By the mid-1980s, Cedras was in Botswana and a member of the Medu Arts Ensemble, a cultural formation that brought together Batswana and exiled South African artists. Cedras became one – and often the most regular – of a cadre of keyboard players who worked with Jonas Gwangwa’s Shakawe, one of the two bands (the other was Hugh Masekela’s Kalahari) supported by Medu. He sometimes brought out his trumpet too, surprising many who still thought of him as a pianist with his command of the instrument. And, like many other Shakawe members, he did his time as sometime driver and mechanic (along with a verbose committee of more and less knowledgeable motoring advisers) of Shakawe’s temperamental white touring kombi, the legendary BZ233.
But Medu was never simply an organiser of performances. Cedras was an avid participant in its forums and debates about the music and what it could and should be saying, and how, as part of activism to end apartheid.
As well as playing with Shakawe, Cedras also worked with poetry and drama groups on the University of Botswana campus, and produced two piano recitals of his own compositions at the Botswana National Museum: Molelo and, the following year, Matlhasedi. He was also recruited by Gwangwa for the Brazil tour of the Amandla Cultural Ensemble of the ANC.
Medu was destroyed by a murderous SADF raid on Gaborone in June 1985.
Cedras’s path, like those of many other Shakawe musicians, took him eventually to America where, from 1987 to 2012 he was a regular member of Paul Simon’s touring band. He worked regularly with other South Africans in New York too, including old friend Butler and bassist Bakithi Khumalo.
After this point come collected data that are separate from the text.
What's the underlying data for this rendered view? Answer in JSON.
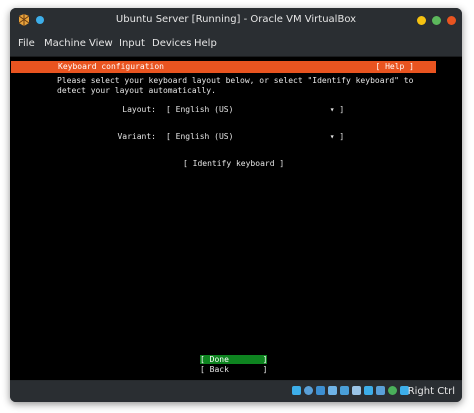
{
  "window": {
    "title": "Ubuntu Server [Running] - Oracle VM VirtualBox"
  },
  "menu": {
    "items": [
      "File",
      "Machine",
      "View",
      "Input",
      "Devices",
      "Help"
    ]
  },
  "installer": {
    "header_title": "Keyboard configuration",
    "help_label": "[ Help ]",
    "description": "Please select your keyboard layout below, or select \"Identify keyboard\" to\ndetect your layout automatically.",
    "layout_label": "Layout:",
    "layout_value": "[ English (US)                    ▾ ]",
    "variant_label": "Variant:",
    "variant_value": "[ English (US)                    ▾ ]",
    "identify_button": "[ Identify keyboard ]",
    "done_button": "[ Done       ]",
    "back_button": "[ Back       ]"
  },
  "statusbar": {
    "host_key": "Right Ctrl"
  },
  "colors": {
    "accent": "#e95420",
    "done": "#0e8420"
  }
}
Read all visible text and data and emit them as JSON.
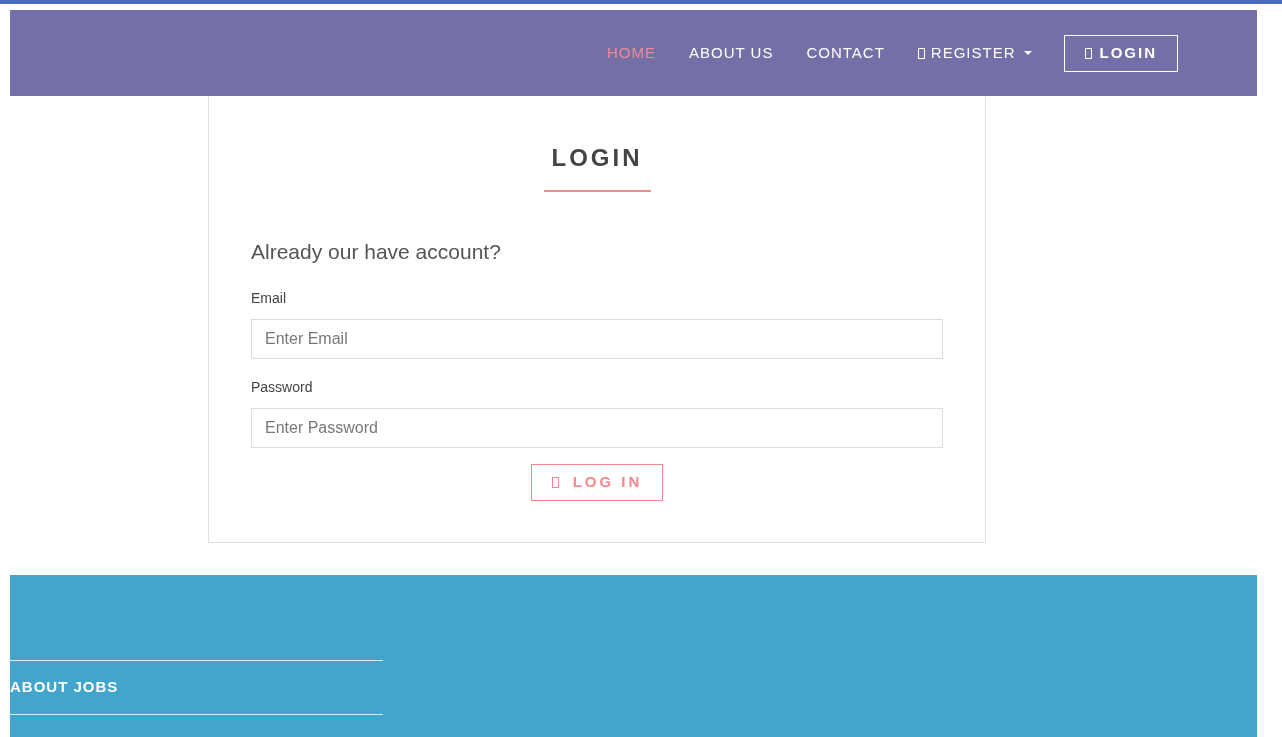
{
  "nav": {
    "items": [
      {
        "label": "HOME",
        "selected": true,
        "kind": "link"
      },
      {
        "label": "ABOUT US",
        "selected": false,
        "kind": "link"
      },
      {
        "label": "CONTACT",
        "selected": false,
        "kind": "link"
      },
      {
        "label": "REGISTER",
        "selected": false,
        "kind": "dropdown"
      }
    ],
    "login_button": "LOGIN"
  },
  "card": {
    "title": "LOGIN",
    "subtitle": "Already our have account?",
    "fields": [
      {
        "label": "Email",
        "placeholder": "Enter Email"
      },
      {
        "label": "Password",
        "placeholder": "Enter Password"
      }
    ],
    "submit": "LOG IN"
  },
  "footer": {
    "heading": "ABOUT JOBS"
  }
}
His instrumental range, particularly on less usual instruments such as accordion and harmonium, made him a go-to session and touring accompanist for jazz artists such as Cassandra Wilson (Blue Light at Dawn; New Moon Daughter) and for other less well-documented performances with Latin American and East African stars around Brooklyn.
But Cedras hadn’t lost his taste for more searching, experimental music too. He featured on Pharoah Sanders’ 1998 Save Our Children, and on three albums with avant-garde saxophonist Henry Threadgill.
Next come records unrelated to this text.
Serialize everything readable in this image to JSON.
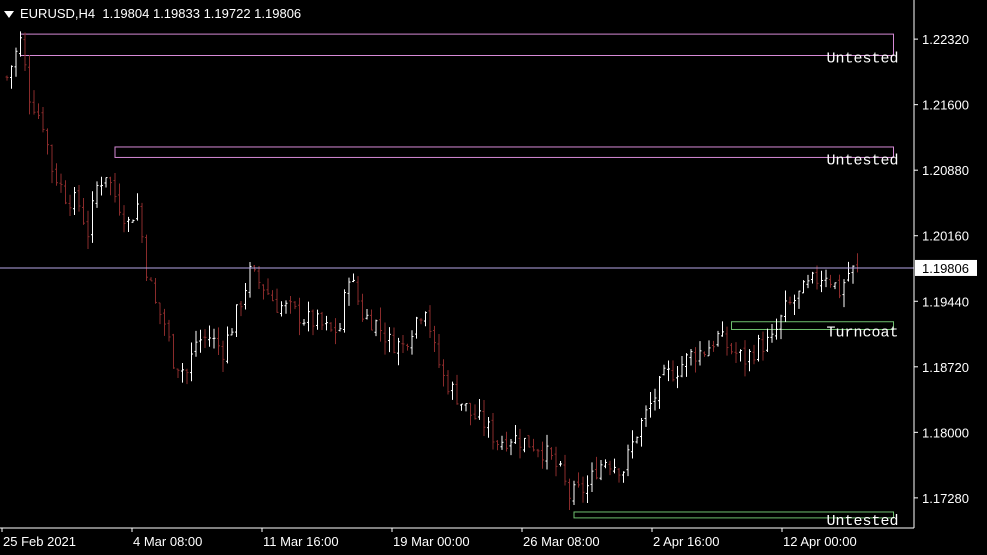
{
  "header": {
    "symbol_tf": "EURUSD,H4",
    "ohlc": "1.19804 1.19833 1.19722 1.19806"
  },
  "colors": {
    "background": "#000000",
    "axis": "#ffffff",
    "bull_candle": "#ffffff",
    "bear_candle": "#8a2b2b",
    "resistance_zone": "#d68ad6",
    "support_zone": "#6fbf6f",
    "price_line": "#b6a6e6"
  },
  "chart_data": {
    "type": "candlestick",
    "symbol": "EURUSD",
    "timeframe": "H4",
    "y_ticks": [
      1.2232,
      1.216,
      1.2088,
      1.2016,
      1.1944,
      1.1872,
      1.18,
      1.1728
    ],
    "y_tick_labels": [
      "1.22320",
      "1.21600",
      "1.20880",
      "1.20160",
      "1.19440",
      "1.18720",
      "1.18000",
      "1.17280"
    ],
    "ylim": [
      1.1696,
      1.2253
    ],
    "x_tick_labels": [
      "25 Feb 2021",
      "4 Mar 08:00",
      "11 Mar 16:00",
      "19 Mar 00:00",
      "26 Mar 08:00",
      "2 Apr 16:00",
      "12 Apr 00:00"
    ],
    "bar_count": 190,
    "current_price": 1.19806,
    "current_price_label": "1.19806",
    "close_path": [
      [
        0,
        1.219
      ],
      [
        3,
        1.223
      ],
      [
        5,
        1.217
      ],
      [
        8,
        1.214
      ],
      [
        10,
        1.209
      ],
      [
        13,
        1.206
      ],
      [
        16,
        1.205
      ],
      [
        18,
        1.202
      ],
      [
        20,
        1.207
      ],
      [
        22,
        1.2085
      ],
      [
        24,
        1.206
      ],
      [
        27,
        1.203
      ],
      [
        29,
        1.205
      ],
      [
        31,
        1.198
      ],
      [
        33,
        1.194
      ],
      [
        35,
        1.192
      ],
      [
        37,
        1.188
      ],
      [
        40,
        1.1865
      ],
      [
        42,
        1.19
      ],
      [
        45,
        1.1905
      ],
      [
        48,
        1.189
      ],
      [
        51,
        1.193
      ],
      [
        54,
        1.1975
      ],
      [
        57,
        1.196
      ],
      [
        60,
        1.194
      ],
      [
        63,
        1.1935
      ],
      [
        66,
        1.1925
      ],
      [
        69,
        1.192
      ],
      [
        72,
        1.191
      ],
      [
        74,
        1.1915
      ],
      [
        76,
        1.1975
      ],
      [
        79,
        1.193
      ],
      [
        82,
        1.192
      ],
      [
        85,
        1.19
      ],
      [
        88,
        1.1895
      ],
      [
        91,
        1.1925
      ],
      [
        93,
        1.194
      ],
      [
        95,
        1.189
      ],
      [
        97,
        1.186
      ],
      [
        100,
        1.184
      ],
      [
        103,
        1.182
      ],
      [
        106,
        1.181
      ],
      [
        109,
        1.179
      ],
      [
        112,
        1.1795
      ],
      [
        115,
        1.179
      ],
      [
        118,
        1.1785
      ],
      [
        121,
        1.177
      ],
      [
        123,
        1.1755
      ],
      [
        125,
        1.173
      ],
      [
        127,
        1.1735
      ],
      [
        129,
        1.174
      ],
      [
        131,
        1.176
      ],
      [
        133,
        1.177
      ],
      [
        135,
        1.1765
      ],
      [
        137,
        1.176
      ],
      [
        140,
        1.18
      ],
      [
        143,
        1.183
      ],
      [
        146,
        1.186
      ],
      [
        149,
        1.187
      ],
      [
        152,
        1.1885
      ],
      [
        155,
        1.189
      ],
      [
        158,
        1.1905
      ],
      [
        161,
        1.189
      ],
      [
        164,
        1.188
      ],
      [
        167,
        1.1895
      ],
      [
        170,
        1.19
      ],
      [
        173,
        1.1935
      ],
      [
        176,
        1.195
      ],
      [
        179,
        1.1965
      ],
      [
        182,
        1.1975
      ],
      [
        185,
        1.1955
      ],
      [
        187,
        1.1975
      ],
      [
        189,
        1.1981
      ]
    ],
    "zones": [
      {
        "name": "supply-zone-1",
        "top": 1.22375,
        "bottom": 1.2214,
        "start_bar": 3,
        "label": "Untested",
        "kind": "resistance"
      },
      {
        "name": "supply-zone-2",
        "top": 1.21135,
        "bottom": 1.2102,
        "start_bar": 24,
        "label": "Untested",
        "kind": "resistance"
      },
      {
        "name": "turncoat-zone",
        "top": 1.19215,
        "bottom": 1.1913,
        "start_bar": 161,
        "label": "Turncoat",
        "kind": "support"
      },
      {
        "name": "demand-zone-1",
        "top": 1.17125,
        "bottom": 1.1706,
        "start_bar": 126,
        "label": "Untested",
        "kind": "support"
      }
    ],
    "zone_end_bar": 197
  }
}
He continued to tour internationally even after he returned to set up home in Cape Town in 2013 and to reconnect with South African musical allies such as Sipho Hotstix Mabuse. He had already begun to release his own albums as leader, with the 1994 Vision Over People, followed in 2015 by Love Letter To Cape Town and, most recently, the 2019 River Conversations with Maciek Schebal. Back in Cape Town too, his activism continued, as he advocated for the rights and cultural heritage of the Cape’s indigenous First Peoples, and for the rights of everybody still living in the city and in close-knit, neglected communities such as the one he had grown up in.
Tony Cedras was admired internationally by more audiences and musical peers than perhaps South Africans are aware of. He was a towering talent as both a player and a composer. For those of us who worked with him in MEDU in Botswana, he was also a comrade. Condolences go to his wife Tania, to his family, friends and musical and community colleagues. Hamba Kahle. A luta continua!